Drugs used for preventive purposes:

  • Alendronate;
  • Recostin;
  • Fosamax;
  • Alendronic acid;
  • Bonviva;
  • Rizendros;
  • Zolerix.

The listed drugs inhibit proteolysis, that is, they slow down the destruction of bone tissue. Along with them, doctors recommend that patients take calcium, phosphorus and vitamin D supplements. They saturate bone tissue with essential minerals, thereby strengthening them. Particularly effective in this regard are medications containing hydroxyapatite (Calcimax, Ossein-Hydroxyapatite). This substance is very well absorbed and acts much more effectively than calcium carbonate or calcium citrate.

And even 20 years after primary endoprosthetics, the patient needs to consult a doctor to monitor the need for revision surgery. The specialist must carefully examine and examine the person. If the patient shows signs of instability of the knee joint, re-endoprosthetics may be necessary. After revision surgery, the incidence of complications is higher than after primary surgery.

Rehabilitation after a knee fracture.

Rehabilitation after a knee fracture includes several basic rehabilitation and control measures. In particular, control radiographs are taken throughout the entire period of restoration of joint function after a knee injury. Also, rehabilitation after such a displaced fracture includes periodic injections to suck out the blood accumulated in the joint. When performing exercises aimed at recovery after such a fracture, the doctor and the patient work together, since the intensity of the exercise is set according to the principle of maximum tolerance - that is, you need to step on the leg or bend it with the effort that is acceptable due to pain.

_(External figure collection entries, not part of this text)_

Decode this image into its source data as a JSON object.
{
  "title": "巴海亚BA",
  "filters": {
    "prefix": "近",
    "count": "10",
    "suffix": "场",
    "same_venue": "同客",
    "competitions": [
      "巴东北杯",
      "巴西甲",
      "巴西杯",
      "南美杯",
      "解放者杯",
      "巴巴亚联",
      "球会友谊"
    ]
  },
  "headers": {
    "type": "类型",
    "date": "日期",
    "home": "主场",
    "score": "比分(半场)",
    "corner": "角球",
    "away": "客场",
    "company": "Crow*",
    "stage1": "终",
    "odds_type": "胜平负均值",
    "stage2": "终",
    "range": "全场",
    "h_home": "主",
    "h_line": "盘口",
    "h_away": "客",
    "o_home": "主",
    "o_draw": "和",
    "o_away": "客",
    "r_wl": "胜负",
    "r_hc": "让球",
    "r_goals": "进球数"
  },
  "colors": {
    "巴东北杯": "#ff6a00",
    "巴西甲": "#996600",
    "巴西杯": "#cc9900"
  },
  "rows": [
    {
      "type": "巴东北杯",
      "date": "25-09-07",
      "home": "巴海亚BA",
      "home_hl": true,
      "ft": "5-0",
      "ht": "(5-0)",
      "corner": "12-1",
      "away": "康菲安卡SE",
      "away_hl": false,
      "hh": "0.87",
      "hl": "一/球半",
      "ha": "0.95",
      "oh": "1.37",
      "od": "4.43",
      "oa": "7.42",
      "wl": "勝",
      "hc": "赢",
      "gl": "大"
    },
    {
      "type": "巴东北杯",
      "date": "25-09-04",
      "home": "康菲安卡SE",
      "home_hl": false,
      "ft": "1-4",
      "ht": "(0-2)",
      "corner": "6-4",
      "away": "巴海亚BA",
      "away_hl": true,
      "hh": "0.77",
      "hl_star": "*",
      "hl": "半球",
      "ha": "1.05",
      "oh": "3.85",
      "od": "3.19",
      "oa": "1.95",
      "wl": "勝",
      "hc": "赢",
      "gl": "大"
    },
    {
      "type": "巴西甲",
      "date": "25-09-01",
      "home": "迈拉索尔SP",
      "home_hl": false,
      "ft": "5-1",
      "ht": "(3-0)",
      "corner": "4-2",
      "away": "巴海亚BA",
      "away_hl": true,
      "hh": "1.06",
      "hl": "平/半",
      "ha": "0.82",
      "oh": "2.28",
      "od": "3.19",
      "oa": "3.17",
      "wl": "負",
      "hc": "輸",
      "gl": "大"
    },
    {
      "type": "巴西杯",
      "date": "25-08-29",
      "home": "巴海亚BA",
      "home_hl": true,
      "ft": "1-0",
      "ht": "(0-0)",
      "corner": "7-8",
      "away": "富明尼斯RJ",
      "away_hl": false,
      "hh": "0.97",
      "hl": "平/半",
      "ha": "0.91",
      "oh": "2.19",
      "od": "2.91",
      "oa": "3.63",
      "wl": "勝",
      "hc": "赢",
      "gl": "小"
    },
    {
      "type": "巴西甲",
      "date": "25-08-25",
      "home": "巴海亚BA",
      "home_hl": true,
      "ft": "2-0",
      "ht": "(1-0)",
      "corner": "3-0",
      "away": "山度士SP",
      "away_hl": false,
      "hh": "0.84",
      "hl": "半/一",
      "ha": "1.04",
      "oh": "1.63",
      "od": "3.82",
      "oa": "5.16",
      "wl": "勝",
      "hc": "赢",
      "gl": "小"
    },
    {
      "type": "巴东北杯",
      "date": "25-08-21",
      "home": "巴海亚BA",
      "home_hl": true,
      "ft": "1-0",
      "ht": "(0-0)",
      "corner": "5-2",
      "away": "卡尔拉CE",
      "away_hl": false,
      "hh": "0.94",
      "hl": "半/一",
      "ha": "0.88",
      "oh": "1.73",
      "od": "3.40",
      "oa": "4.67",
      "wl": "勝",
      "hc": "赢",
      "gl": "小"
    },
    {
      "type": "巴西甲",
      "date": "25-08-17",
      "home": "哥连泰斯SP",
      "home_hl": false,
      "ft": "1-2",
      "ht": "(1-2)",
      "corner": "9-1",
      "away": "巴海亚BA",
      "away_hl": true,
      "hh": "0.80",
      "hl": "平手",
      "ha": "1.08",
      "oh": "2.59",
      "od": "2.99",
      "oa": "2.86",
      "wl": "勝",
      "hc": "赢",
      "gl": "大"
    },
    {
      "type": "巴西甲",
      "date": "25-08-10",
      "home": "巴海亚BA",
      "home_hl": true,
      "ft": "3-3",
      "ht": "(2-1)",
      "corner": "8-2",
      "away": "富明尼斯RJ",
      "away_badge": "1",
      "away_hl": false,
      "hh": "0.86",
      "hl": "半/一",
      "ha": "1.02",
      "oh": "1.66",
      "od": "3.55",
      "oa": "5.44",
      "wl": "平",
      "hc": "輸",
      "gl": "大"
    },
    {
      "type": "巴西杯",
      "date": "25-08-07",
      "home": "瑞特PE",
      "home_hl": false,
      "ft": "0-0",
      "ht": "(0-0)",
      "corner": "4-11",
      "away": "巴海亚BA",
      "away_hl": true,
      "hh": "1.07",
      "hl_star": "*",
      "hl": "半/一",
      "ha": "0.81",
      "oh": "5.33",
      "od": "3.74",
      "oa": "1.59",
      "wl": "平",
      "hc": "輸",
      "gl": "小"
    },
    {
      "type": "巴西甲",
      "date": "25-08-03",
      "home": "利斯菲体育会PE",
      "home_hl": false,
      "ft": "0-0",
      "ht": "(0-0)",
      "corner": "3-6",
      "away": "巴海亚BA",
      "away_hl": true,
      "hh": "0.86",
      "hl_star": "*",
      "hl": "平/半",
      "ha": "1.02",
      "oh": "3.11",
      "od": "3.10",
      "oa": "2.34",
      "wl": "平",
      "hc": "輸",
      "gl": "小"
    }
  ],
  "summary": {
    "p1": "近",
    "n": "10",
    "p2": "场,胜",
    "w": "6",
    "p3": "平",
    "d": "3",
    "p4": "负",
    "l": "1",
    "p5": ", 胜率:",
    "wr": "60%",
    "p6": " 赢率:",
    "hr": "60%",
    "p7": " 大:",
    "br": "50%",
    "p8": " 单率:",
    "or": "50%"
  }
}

Rehabilitation after a fracture of the patella contains exercises such as flexion and extension of the sore leg using the healthy leg or arms; also, as the joint recovers after fractures of the patella (kneecap), new exercises are added. These are bending, walking, running and jumping. When performing exercises, the performance of the diseased and healthy leg is compared, thus drawing conclusions about whether rehabilitation after a fracture is effective.

In addition to exercises, rehabilitation after fractures involves taking special restorative medications, including vitamins, as well as calcium, iron and other minerals. For each patient, rehabilitation after a fracture requires its own therapeutic nutrition regimen.

After the knee regains its motor function, the attending physician evaluates the success of rehabilitation and decides whether to extend it or discharge the patient.